Unlocking the Underground Mysteries

Despite the research and studies done to date, there is still a shortage of information and understanding about how the NSAS works as a system. This is true for both scientists and decision-makers in all four countries. It’s therefore no surprise that public awareness about the aquifer’s importance and about people’s rights to access groundwater is also unclear.

Even less is known about the connections and inter-linkages between water, rising human populations, poor land resource use, land degradation and desertification, ecosystem destruction, species and climate change in the NSAS. What is happening and why? What are the cause and effect relationships? Largely mysterious and unexplored, the need to understand these linkages in an integrated manner is crucial for the future groundwater and natural resource management of such a fragile, arid region.

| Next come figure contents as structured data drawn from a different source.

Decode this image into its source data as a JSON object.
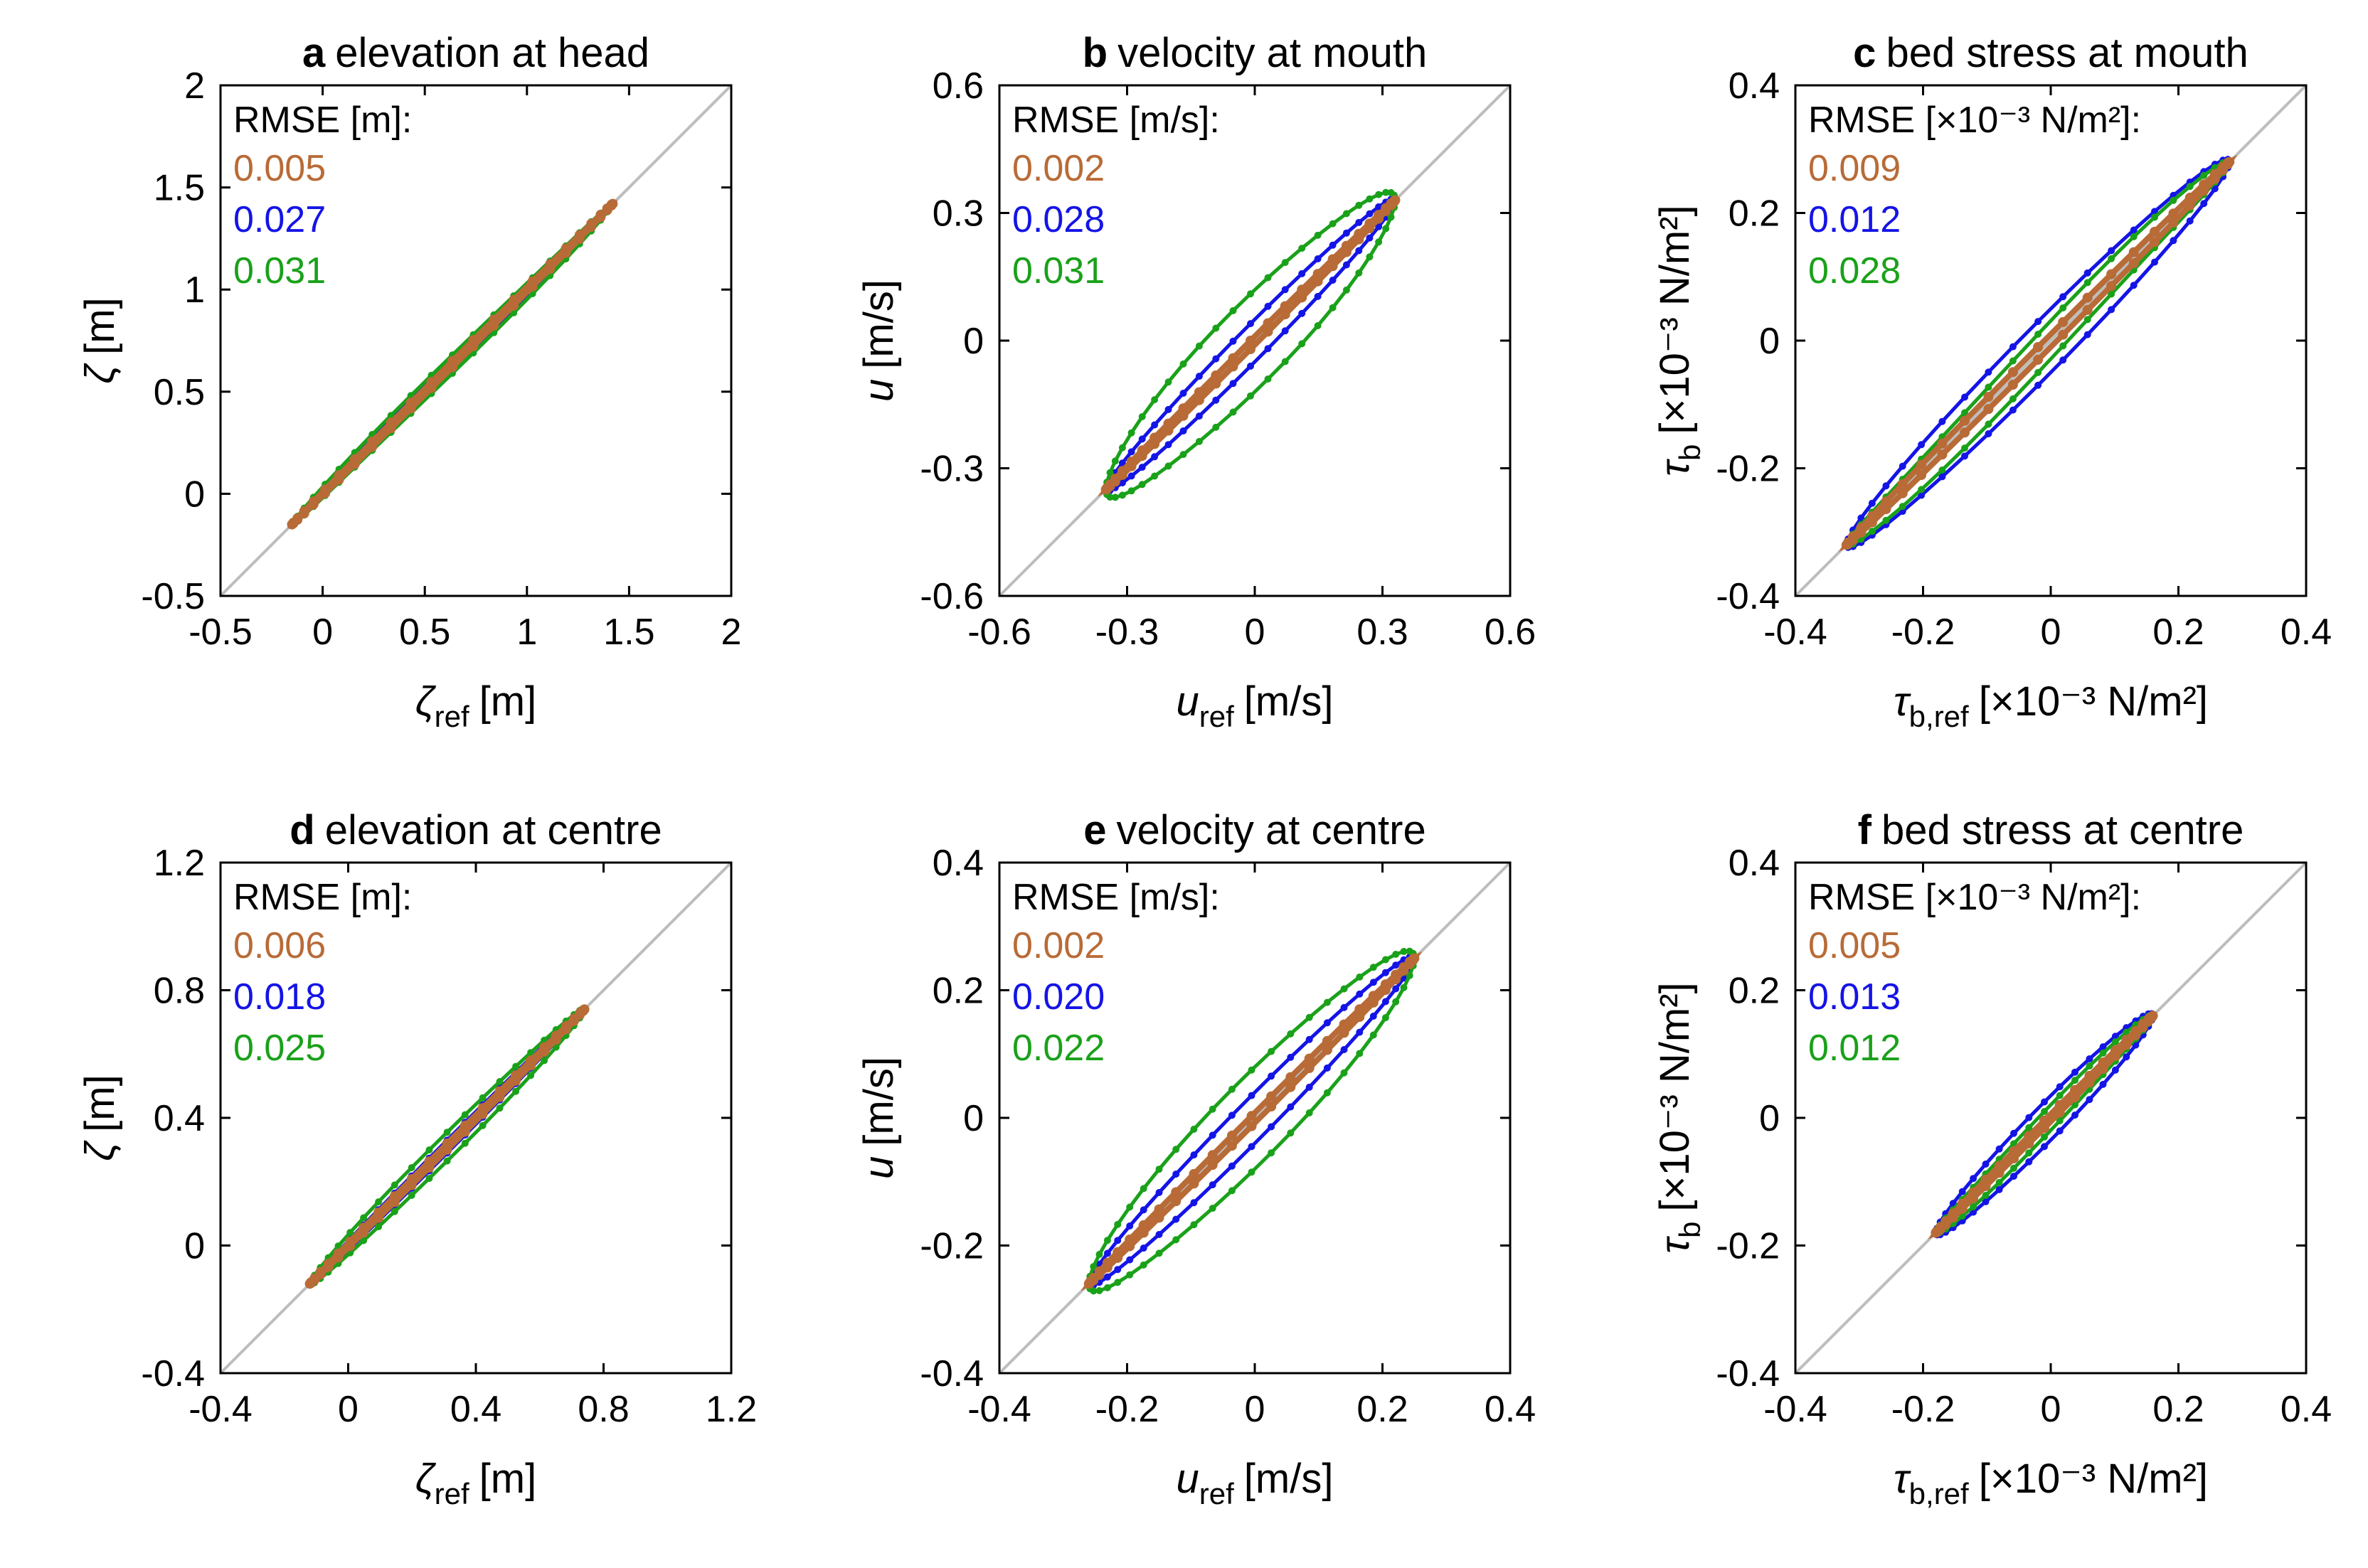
{
  "colors": {
    "brown": "#b86b37",
    "blue": "#1414e6",
    "green": "#1aa11a",
    "diag": "#bdbdbd"
  },
  "series_names": [
    "brown",
    "blue",
    "green"
  ],
  "chart_data": [
    {
      "type": "scatter",
      "panel": "a",
      "title": "elevation at head",
      "xlabel": {
        "sym": "ζ",
        "sub": "ref",
        "unit": "[m]"
      },
      "ylabel": {
        "sym": "ζ",
        "sub": "",
        "unit": "[m]"
      },
      "xlim": [
        -0.5,
        2
      ],
      "ylim": [
        -0.5,
        2
      ],
      "xticks": [
        "-0.5",
        "0",
        "0.5",
        "1",
        "1.5",
        "2"
      ],
      "yticks": [
        "-0.5",
        "0",
        "0.5",
        "1",
        "1.5",
        "2"
      ],
      "tickvals": [
        -0.5,
        0,
        0.5,
        1,
        1.5,
        2
      ],
      "rmse_label": "RMSE [m]:",
      "rmse": [
        "0.005",
        "0.027",
        "0.031"
      ],
      "range": [
        -0.15,
        1.42
      ],
      "loop": [
        0.015,
        0.03,
        0.045
      ],
      "skew": [
        0,
        0,
        0.05
      ],
      "n": 48
    },
    {
      "type": "scatter",
      "panel": "b",
      "title": "velocity at mouth",
      "xlabel": {
        "sym": "u",
        "sub": "ref",
        "unit": "[m/s]"
      },
      "ylabel": {
        "sym": "u",
        "sub": "",
        "unit": "[m/s]"
      },
      "xlim": [
        -0.6,
        0.6
      ],
      "ylim": [
        -0.6,
        0.6
      ],
      "xticks": [
        "-0.6",
        "-0.3",
        "0",
        "0.3",
        "0.6"
      ],
      "yticks": [
        "-0.6",
        "-0.3",
        "0",
        "0.3",
        "0.6"
      ],
      "tickvals": [
        -0.6,
        -0.3,
        0,
        0.3,
        0.6
      ],
      "rmse_label": "RMSE [m/s]:",
      "rmse": [
        "0.002",
        "0.028",
        "0.031"
      ],
      "range": [
        -0.35,
        0.33
      ],
      "loop": [
        0.01,
        0.05,
        0.12
      ],
      "skew": [
        0,
        0,
        0.09
      ],
      "n": 52
    },
    {
      "type": "scatter",
      "panel": "c",
      "title": "bed stress at mouth",
      "xlabel": {
        "sym": "τ",
        "sub": "b,ref",
        "unit": "[×10⁻³ N/m²]"
      },
      "ylabel": {
        "sym": "τ",
        "sub": "b",
        "unit": "[×10⁻³ N/m²]"
      },
      "xlim": [
        -0.4,
        0.4
      ],
      "ylim": [
        -0.4,
        0.4
      ],
      "xticks": [
        "-0.4",
        "-0.2",
        "0",
        "0.2",
        "0.4"
      ],
      "yticks": [
        "-0.4",
        "-0.2",
        "0",
        "0.2",
        "0.4"
      ],
      "tickvals": [
        -0.4,
        -0.2,
        0,
        0.2,
        0.4
      ],
      "rmse_label": "RMSE [×10⁻³ N/m²]:",
      "rmse": [
        "0.009",
        "0.012",
        "0.028"
      ],
      "range": [
        -0.32,
        0.28
      ],
      "loop": [
        0.01,
        0.05,
        0.03
      ],
      "skew": [
        0,
        0,
        -0.1
      ],
      "n": 48
    },
    {
      "type": "scatter",
      "panel": "d",
      "title": "elevation at centre",
      "xlabel": {
        "sym": "ζ",
        "sub": "ref",
        "unit": "[m]"
      },
      "ylabel": {
        "sym": "ζ",
        "sub": "",
        "unit": "[m]"
      },
      "xlim": [
        -0.4,
        1.2
      ],
      "ylim": [
        -0.4,
        1.2
      ],
      "xticks": [
        "-0.4",
        "0",
        "0.4",
        "0.8",
        "1.2"
      ],
      "yticks": [
        "-0.4",
        "0",
        "0.4",
        "0.8",
        "1.2"
      ],
      "tickvals": [
        -0.4,
        0,
        0.4,
        0.8,
        1.2
      ],
      "rmse_label": "RMSE [m]:",
      "rmse": [
        "0.006",
        "0.018",
        "0.025"
      ],
      "range": [
        -0.12,
        0.74
      ],
      "loop": [
        0.01,
        0.02,
        0.045
      ],
      "skew": [
        0,
        0,
        0.03
      ],
      "n": 48
    },
    {
      "type": "scatter",
      "panel": "e",
      "title": "velocity at centre",
      "xlabel": {
        "sym": "u",
        "sub": "ref",
        "unit": "[m/s]"
      },
      "ylabel": {
        "sym": "u",
        "sub": "",
        "unit": "[m/s]"
      },
      "xlim": [
        -0.4,
        0.4
      ],
      "ylim": [
        -0.4,
        0.4
      ],
      "xticks": [
        "-0.4",
        "-0.2",
        "0",
        "0.2",
        "0.4"
      ],
      "yticks": [
        "-0.4",
        "-0.2",
        "0",
        "0.2",
        "0.4"
      ],
      "tickvals": [
        -0.4,
        -0.2,
        0,
        0.2,
        0.4
      ],
      "rmse_label": "RMSE [m/s]:",
      "rmse": [
        "0.002",
        "0.020",
        "0.022"
      ],
      "range": [
        -0.26,
        0.25
      ],
      "loop": [
        0.008,
        0.04,
        0.08
      ],
      "skew": [
        0,
        0,
        0.06
      ],
      "n": 52
    },
    {
      "type": "scatter",
      "panel": "f",
      "title": "bed stress at centre",
      "xlabel": {
        "sym": "τ",
        "sub": "b,ref",
        "unit": "[×10⁻³ N/m²]"
      },
      "ylabel": {
        "sym": "τ",
        "sub": "b",
        "unit": "[×10⁻³ N/m²]"
      },
      "xlim": [
        -0.4,
        0.4
      ],
      "ylim": [
        -0.4,
        0.4
      ],
      "xticks": [
        "-0.4",
        "-0.2",
        "0",
        "0.2",
        "0.4"
      ],
      "yticks": [
        "-0.4",
        "-0.2",
        "0",
        "0.2",
        "0.4"
      ],
      "tickvals": [
        -0.4,
        -0.2,
        0,
        0.2,
        0.4
      ],
      "rmse_label": "RMSE [×10⁻³ N/m²]:",
      "rmse": [
        "0.005",
        "0.013",
        "0.012"
      ],
      "range": [
        -0.18,
        0.16
      ],
      "loop": [
        0.006,
        0.035,
        0.02
      ],
      "skew": [
        0,
        0,
        -0.07
      ],
      "n": 44
    }
  ]
}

Improving the information base is thus the key first step, requiring additional research, monitoring and synthesis. This will provide decision-makers and strategic planners with the tools (e.g. Nubian Shared Aquifer Diagnostic Analysis) needed to determine future investigations, develop strategies (e.g. Nubian Strategic Action Programme) and make critical decisions for the optimal management of the NSAS.

Classical hydrogeology alone is no longer sufficient or powerful enough to unlock the mysteries of the NSAS. The scientific approach for assessing and monitoring non-renewable groundwater now needs to be more comprehensive. Groundwater research is an evolving field calling for advanced, reliable techniques for dating and tracing water and assessing water interactions in aquifer systems. The application of modern technology, in particular of isotope hydrology, can provide such information.

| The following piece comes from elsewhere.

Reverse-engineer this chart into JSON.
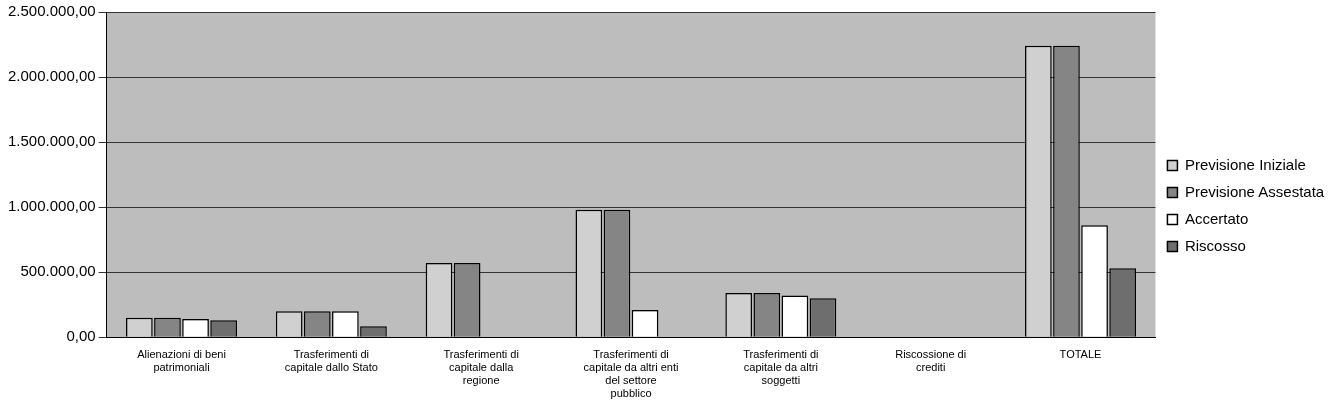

Using isotope techniques, samples can be ‘fingerprinted’ to understand mix, flow, origin and recharge processes. Isotope science can also provide early warning signals for impending threats. Some of the key scientific questions to be assessed by the ‘Nubian Project’ in the future include:

  • How does the aquifer work? (e.g. How is water distributed? How much natural recharge takes place, if any?)
  • How do human actions impact the NSAS? (e.g. bad land-use practices, climate change, loss of springs from poor well locations)
  • How are specific habitats and species impacted?
  • How much water can be abstracted cost-effectively?
  • Where and how deep should the wells be dug?
  • Can NSAS reserves be ‘artificially recharged’?